The problems of “Turandot” go back to the opera’s beginnings. It wasn’t quite finished when Puccini died in 1924, and the task of completing it went to a lesser-known composer named Franco Alfano, whose ending disappointed many critics. At its premiere in 1926, conductor Arturo Toscanini famously stopped it with the last notes Puccini himself had written.

Puccini’s last completed scene involved the suicide of the slave girl Liu, who stabs herself to avoid revealing the name of Calaf, whom she secretly loves herself. Her sacrifice enables the prince to win the hand of Turandot, but it’s a hard act for the other principals to follow. Perhaps Puccini could have pulled it off, but it’s generally conceded that Alfano didn’t quite manage.

Liu, who was beautifully sung and acted by American soprano Patricia Racette, has a tendency to steal the show emotionally. It’s to Gruber’s great credit that she could hold her own after Liu’s death.

As Calaf, the Russian Galouzine was a good match for Gruber. He looked the part of the exiled Tartar prince, and his dark tenor voice proved nimble enough to grab both high C’s in the riddle scene and to seize the soaring finish of the opera’s best-known aria, “Nessun dorma.”

Although “Turandot” has a Chinese setting (and after many years of being banned there is now highly popular in the People’s Republic), the only Chinese singer in the production was bass Hao Jiang Tian, and he played one of the few non-Chinese parts, that of Calaf’s father, King Timur.
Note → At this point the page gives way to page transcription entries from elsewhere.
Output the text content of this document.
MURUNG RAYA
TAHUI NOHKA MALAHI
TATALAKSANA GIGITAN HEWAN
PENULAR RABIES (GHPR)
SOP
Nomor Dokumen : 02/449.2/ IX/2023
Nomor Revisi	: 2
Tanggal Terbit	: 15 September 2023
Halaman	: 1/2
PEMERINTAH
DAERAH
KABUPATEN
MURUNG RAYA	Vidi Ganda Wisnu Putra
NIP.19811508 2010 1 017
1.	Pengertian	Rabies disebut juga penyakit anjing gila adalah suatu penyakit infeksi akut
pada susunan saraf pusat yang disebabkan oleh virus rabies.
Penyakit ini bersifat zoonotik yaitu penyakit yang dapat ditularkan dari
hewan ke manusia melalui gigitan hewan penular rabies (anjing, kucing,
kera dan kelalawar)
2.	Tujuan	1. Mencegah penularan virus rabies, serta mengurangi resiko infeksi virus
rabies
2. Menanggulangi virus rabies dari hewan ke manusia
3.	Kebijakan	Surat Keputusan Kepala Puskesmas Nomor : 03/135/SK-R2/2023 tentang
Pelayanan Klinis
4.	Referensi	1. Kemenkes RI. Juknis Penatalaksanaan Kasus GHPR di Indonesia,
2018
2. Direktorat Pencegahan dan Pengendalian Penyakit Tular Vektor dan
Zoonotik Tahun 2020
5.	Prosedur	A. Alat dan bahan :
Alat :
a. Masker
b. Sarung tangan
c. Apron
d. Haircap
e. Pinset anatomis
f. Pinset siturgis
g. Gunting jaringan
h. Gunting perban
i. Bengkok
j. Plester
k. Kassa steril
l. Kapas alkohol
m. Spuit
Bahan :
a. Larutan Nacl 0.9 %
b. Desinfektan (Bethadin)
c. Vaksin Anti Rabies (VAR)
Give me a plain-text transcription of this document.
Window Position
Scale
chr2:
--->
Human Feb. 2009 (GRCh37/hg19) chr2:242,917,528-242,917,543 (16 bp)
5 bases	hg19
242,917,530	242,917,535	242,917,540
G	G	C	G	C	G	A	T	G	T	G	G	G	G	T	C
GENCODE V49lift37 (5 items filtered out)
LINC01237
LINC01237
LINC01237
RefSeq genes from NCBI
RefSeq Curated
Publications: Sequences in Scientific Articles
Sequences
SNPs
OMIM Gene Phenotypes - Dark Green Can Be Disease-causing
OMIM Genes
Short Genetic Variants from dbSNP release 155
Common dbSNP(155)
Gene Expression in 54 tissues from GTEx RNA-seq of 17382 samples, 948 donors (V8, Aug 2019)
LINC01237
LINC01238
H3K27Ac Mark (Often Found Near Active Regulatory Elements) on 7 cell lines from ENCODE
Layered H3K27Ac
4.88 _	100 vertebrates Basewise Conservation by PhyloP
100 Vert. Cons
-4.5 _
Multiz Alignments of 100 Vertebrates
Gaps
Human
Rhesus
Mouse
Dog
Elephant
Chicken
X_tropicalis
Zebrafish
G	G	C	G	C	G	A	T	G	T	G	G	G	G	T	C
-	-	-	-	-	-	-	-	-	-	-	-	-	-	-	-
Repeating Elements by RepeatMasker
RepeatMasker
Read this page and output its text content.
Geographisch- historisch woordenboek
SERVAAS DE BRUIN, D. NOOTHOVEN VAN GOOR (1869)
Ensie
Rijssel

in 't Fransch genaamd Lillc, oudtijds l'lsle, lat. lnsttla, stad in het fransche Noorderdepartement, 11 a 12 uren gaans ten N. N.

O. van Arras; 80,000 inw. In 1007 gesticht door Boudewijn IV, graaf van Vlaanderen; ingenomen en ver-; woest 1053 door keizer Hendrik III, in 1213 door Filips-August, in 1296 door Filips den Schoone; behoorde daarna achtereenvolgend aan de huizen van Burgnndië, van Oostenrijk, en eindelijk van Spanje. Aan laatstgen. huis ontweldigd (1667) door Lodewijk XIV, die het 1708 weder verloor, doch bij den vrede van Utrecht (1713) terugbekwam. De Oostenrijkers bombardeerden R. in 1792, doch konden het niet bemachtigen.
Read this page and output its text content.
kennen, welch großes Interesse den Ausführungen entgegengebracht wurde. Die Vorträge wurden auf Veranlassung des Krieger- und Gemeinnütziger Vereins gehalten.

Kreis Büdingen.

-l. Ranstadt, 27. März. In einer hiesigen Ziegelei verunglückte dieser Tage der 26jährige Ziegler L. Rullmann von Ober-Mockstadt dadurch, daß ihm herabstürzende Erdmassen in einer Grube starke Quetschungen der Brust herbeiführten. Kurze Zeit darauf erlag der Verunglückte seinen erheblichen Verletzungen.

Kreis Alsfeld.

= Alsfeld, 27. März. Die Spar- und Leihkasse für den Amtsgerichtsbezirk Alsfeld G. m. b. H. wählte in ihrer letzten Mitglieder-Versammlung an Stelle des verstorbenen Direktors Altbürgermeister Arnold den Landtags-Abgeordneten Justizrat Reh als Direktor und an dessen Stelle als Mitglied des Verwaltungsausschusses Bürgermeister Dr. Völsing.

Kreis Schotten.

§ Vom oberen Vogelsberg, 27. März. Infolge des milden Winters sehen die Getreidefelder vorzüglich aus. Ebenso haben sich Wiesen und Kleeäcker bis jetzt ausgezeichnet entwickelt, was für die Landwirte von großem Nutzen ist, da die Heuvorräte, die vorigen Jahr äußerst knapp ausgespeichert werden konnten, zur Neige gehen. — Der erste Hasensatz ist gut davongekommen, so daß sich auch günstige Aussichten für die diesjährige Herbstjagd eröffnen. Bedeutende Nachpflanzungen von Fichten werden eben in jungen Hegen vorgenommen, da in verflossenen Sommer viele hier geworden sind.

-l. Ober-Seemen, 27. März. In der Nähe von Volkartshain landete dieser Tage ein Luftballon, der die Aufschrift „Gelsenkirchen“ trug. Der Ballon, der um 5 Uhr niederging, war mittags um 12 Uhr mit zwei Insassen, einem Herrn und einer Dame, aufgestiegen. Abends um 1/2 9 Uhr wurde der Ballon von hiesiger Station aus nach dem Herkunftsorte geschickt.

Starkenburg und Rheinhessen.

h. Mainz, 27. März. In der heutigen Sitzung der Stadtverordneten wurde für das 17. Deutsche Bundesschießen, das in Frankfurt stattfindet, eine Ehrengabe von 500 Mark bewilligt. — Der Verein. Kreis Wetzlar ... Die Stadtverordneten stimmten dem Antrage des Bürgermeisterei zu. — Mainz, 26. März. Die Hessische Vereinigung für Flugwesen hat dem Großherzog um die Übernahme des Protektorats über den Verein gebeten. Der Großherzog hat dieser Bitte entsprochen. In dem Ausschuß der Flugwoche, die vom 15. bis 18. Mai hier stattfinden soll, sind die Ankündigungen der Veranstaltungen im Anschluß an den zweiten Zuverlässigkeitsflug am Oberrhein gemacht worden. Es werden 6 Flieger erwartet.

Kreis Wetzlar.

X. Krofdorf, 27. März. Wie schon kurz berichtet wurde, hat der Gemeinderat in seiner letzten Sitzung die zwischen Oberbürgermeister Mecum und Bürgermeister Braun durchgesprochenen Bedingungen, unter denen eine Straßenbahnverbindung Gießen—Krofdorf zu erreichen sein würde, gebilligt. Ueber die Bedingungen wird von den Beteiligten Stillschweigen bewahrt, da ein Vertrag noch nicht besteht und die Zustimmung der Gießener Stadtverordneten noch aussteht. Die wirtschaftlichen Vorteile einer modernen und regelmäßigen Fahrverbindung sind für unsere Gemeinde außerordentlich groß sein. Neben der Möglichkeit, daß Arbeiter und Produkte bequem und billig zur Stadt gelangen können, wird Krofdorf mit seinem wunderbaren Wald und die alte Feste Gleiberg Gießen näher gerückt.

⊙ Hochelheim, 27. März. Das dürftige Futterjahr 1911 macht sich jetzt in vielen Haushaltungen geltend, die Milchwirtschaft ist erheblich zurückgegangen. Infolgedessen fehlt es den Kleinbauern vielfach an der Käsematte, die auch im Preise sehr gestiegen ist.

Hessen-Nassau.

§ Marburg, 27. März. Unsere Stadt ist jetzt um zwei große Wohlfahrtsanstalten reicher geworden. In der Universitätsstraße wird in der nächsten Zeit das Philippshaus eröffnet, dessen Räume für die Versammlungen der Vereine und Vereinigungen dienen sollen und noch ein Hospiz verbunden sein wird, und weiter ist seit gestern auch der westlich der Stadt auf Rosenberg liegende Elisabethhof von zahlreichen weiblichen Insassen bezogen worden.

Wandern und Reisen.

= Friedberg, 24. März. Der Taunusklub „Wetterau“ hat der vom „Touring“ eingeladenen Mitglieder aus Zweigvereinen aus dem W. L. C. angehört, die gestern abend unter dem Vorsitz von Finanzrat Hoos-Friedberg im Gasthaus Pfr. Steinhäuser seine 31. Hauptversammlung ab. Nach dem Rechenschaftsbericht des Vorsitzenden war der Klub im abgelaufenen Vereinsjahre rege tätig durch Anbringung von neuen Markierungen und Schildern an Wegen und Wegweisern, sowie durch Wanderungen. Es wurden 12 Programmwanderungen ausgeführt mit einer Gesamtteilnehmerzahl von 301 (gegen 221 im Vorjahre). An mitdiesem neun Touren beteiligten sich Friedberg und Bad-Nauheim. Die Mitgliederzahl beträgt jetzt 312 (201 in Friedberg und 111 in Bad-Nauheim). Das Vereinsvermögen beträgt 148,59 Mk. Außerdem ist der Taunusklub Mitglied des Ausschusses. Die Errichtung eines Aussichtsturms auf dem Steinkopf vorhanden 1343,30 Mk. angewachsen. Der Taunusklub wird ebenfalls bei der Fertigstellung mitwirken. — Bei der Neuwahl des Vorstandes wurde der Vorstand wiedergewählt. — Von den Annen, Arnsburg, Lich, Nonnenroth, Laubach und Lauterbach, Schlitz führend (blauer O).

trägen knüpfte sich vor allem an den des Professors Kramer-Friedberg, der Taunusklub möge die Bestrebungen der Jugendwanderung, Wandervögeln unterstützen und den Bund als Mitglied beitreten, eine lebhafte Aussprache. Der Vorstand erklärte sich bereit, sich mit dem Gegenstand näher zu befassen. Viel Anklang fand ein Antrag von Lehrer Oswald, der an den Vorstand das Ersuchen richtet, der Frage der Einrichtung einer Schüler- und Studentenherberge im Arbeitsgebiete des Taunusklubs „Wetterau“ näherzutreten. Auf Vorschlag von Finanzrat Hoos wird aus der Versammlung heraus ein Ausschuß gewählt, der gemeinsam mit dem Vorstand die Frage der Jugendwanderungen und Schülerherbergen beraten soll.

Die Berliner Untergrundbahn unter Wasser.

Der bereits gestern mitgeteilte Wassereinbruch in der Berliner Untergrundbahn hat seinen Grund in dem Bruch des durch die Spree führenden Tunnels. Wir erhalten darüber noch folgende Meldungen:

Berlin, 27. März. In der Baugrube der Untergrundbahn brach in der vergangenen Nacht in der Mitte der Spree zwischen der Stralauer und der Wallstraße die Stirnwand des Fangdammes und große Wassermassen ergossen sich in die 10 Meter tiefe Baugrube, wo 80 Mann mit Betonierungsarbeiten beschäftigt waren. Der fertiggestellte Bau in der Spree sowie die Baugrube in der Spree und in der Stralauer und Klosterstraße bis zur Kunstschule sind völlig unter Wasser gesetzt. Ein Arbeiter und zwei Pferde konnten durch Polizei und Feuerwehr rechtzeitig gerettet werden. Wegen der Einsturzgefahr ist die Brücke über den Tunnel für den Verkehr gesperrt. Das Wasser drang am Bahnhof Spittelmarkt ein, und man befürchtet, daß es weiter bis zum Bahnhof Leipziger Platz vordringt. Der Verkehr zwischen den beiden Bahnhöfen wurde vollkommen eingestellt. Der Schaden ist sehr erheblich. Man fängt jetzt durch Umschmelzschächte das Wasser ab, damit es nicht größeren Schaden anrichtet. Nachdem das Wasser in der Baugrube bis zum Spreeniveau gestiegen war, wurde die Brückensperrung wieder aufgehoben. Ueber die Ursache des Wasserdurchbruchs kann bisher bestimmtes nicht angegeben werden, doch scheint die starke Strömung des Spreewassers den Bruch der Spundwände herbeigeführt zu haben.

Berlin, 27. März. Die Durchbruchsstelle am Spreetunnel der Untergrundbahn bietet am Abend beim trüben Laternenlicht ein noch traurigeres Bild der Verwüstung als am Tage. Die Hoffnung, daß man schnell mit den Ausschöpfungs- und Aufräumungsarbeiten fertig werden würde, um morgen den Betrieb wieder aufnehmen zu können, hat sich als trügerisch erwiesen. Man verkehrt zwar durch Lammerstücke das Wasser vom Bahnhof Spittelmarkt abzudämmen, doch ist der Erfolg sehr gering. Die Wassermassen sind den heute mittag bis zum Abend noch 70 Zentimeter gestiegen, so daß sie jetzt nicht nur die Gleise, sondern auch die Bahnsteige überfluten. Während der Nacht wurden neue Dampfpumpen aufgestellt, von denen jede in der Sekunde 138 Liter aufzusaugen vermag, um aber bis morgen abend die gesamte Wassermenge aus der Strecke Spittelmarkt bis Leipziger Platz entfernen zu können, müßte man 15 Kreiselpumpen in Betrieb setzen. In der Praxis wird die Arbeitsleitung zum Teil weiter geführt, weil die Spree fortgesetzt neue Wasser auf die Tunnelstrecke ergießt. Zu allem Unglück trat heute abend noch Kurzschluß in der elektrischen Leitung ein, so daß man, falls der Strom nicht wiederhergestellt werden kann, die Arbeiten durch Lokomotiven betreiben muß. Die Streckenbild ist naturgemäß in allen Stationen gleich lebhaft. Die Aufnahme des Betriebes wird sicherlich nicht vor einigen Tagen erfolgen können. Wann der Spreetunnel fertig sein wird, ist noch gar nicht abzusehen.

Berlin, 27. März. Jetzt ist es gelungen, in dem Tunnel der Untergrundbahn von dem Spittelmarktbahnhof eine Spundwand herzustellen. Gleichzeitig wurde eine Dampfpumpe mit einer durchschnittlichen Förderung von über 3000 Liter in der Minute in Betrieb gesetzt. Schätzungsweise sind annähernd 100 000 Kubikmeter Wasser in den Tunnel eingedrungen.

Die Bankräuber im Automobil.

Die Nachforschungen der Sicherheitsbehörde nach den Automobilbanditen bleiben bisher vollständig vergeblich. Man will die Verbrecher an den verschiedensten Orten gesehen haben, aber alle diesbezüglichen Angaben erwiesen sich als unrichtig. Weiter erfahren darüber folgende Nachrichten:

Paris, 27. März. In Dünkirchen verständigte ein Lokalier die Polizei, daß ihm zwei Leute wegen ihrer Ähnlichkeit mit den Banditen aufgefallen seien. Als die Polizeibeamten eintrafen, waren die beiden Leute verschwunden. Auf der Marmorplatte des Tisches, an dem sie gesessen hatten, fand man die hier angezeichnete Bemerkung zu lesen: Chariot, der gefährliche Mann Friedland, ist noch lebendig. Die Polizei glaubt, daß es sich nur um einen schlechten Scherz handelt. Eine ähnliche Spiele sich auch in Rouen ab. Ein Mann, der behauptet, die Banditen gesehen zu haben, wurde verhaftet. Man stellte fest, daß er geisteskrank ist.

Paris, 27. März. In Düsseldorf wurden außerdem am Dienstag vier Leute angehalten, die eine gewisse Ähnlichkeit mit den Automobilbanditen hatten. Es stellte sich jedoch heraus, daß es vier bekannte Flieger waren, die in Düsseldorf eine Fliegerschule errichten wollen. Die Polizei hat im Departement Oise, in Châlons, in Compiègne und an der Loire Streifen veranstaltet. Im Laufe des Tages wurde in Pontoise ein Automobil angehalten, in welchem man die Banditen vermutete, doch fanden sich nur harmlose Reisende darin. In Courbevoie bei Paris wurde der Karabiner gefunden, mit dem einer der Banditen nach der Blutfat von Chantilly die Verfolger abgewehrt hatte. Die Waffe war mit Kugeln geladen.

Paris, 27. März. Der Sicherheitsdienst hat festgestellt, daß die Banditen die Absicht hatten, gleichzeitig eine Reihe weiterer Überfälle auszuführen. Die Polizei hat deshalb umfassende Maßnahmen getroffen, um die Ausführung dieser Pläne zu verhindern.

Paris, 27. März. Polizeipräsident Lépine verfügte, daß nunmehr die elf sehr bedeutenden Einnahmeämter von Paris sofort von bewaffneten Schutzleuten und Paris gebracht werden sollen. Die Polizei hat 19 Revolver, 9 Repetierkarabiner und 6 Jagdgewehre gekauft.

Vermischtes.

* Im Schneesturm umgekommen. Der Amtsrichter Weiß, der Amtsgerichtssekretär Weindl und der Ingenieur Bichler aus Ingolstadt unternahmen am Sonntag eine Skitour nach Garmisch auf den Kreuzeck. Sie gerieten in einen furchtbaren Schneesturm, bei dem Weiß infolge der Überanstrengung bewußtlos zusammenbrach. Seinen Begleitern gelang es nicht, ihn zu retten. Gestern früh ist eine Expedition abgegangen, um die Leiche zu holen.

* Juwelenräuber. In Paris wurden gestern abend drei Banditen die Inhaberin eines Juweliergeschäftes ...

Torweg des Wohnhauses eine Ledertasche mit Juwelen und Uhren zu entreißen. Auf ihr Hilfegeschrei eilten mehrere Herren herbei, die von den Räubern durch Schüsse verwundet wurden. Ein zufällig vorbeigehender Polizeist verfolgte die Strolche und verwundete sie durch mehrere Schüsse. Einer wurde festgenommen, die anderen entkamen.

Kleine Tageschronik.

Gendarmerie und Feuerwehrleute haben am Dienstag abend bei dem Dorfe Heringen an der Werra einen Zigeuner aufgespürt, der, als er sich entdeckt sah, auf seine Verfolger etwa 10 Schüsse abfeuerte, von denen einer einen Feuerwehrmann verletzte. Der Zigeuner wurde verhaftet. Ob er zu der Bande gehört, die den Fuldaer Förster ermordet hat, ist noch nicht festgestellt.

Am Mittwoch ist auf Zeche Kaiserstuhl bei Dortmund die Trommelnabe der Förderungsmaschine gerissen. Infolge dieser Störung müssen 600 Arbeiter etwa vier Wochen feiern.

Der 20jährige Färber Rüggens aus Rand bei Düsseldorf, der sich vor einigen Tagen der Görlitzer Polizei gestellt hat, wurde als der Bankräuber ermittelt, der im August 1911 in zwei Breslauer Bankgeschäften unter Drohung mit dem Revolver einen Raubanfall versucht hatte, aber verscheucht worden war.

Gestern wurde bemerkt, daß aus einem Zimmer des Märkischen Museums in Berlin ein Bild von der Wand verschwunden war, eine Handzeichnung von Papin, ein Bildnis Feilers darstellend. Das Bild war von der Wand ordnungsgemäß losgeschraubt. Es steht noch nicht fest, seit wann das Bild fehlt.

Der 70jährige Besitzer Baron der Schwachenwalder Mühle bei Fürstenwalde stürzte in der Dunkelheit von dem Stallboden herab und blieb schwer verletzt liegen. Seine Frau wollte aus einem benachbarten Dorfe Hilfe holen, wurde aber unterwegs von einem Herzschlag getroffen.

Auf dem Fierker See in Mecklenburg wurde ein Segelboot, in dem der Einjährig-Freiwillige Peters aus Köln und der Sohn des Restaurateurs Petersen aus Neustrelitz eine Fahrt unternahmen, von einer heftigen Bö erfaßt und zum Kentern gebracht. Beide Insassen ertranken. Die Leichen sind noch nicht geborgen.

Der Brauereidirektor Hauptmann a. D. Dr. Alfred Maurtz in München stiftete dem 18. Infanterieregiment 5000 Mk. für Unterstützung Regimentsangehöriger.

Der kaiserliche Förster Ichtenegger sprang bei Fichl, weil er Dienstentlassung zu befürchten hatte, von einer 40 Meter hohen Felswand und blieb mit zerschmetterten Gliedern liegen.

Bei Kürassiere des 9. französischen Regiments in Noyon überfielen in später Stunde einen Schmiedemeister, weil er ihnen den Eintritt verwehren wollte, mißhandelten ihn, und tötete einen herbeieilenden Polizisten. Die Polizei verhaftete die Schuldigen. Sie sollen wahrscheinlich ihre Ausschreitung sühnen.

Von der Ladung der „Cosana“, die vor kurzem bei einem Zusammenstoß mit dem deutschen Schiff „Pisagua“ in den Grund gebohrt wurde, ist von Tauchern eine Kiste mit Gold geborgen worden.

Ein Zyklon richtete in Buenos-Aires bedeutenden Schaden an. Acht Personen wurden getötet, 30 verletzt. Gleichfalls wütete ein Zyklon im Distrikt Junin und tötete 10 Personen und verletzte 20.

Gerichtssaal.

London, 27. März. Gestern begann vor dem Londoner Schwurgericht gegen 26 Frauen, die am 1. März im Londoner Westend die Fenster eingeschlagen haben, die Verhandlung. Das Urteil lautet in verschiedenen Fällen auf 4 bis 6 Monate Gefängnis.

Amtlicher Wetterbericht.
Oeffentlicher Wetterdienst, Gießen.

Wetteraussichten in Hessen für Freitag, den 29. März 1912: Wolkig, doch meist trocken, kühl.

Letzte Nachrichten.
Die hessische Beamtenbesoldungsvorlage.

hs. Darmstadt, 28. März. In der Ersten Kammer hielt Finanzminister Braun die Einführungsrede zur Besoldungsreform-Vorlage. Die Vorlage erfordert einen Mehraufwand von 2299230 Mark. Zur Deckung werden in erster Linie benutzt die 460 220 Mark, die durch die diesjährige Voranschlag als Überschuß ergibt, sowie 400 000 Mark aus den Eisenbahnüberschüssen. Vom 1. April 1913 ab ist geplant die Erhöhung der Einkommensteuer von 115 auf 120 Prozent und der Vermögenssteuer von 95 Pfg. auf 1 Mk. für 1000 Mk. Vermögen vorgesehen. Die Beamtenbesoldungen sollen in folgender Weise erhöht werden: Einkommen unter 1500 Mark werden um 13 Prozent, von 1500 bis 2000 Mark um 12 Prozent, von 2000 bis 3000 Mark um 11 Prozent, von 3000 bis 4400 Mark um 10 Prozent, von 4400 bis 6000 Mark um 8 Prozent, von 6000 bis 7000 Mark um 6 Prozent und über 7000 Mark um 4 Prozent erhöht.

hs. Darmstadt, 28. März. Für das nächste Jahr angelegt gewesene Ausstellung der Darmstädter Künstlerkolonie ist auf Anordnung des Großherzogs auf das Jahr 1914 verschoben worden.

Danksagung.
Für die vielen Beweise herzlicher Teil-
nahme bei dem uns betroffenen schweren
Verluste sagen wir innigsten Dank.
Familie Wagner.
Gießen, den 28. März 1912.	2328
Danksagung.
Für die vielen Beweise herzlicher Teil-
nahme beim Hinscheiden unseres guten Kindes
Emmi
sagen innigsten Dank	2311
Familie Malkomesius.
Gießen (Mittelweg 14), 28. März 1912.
In truth, “Turandot” is Chinese on the surface, but thoroughly European at the core. Puccini did, however, incorporate Chinese folk tunes in his score, and used loud pentatonic xylophone riffs at crucial moments to create an Asian atmosphere.

Lyric artistic director emeritus Bruno Bartoletti conducted the many-layered score because the current music director, Sir Andrew Davis, is recuperating from surgery.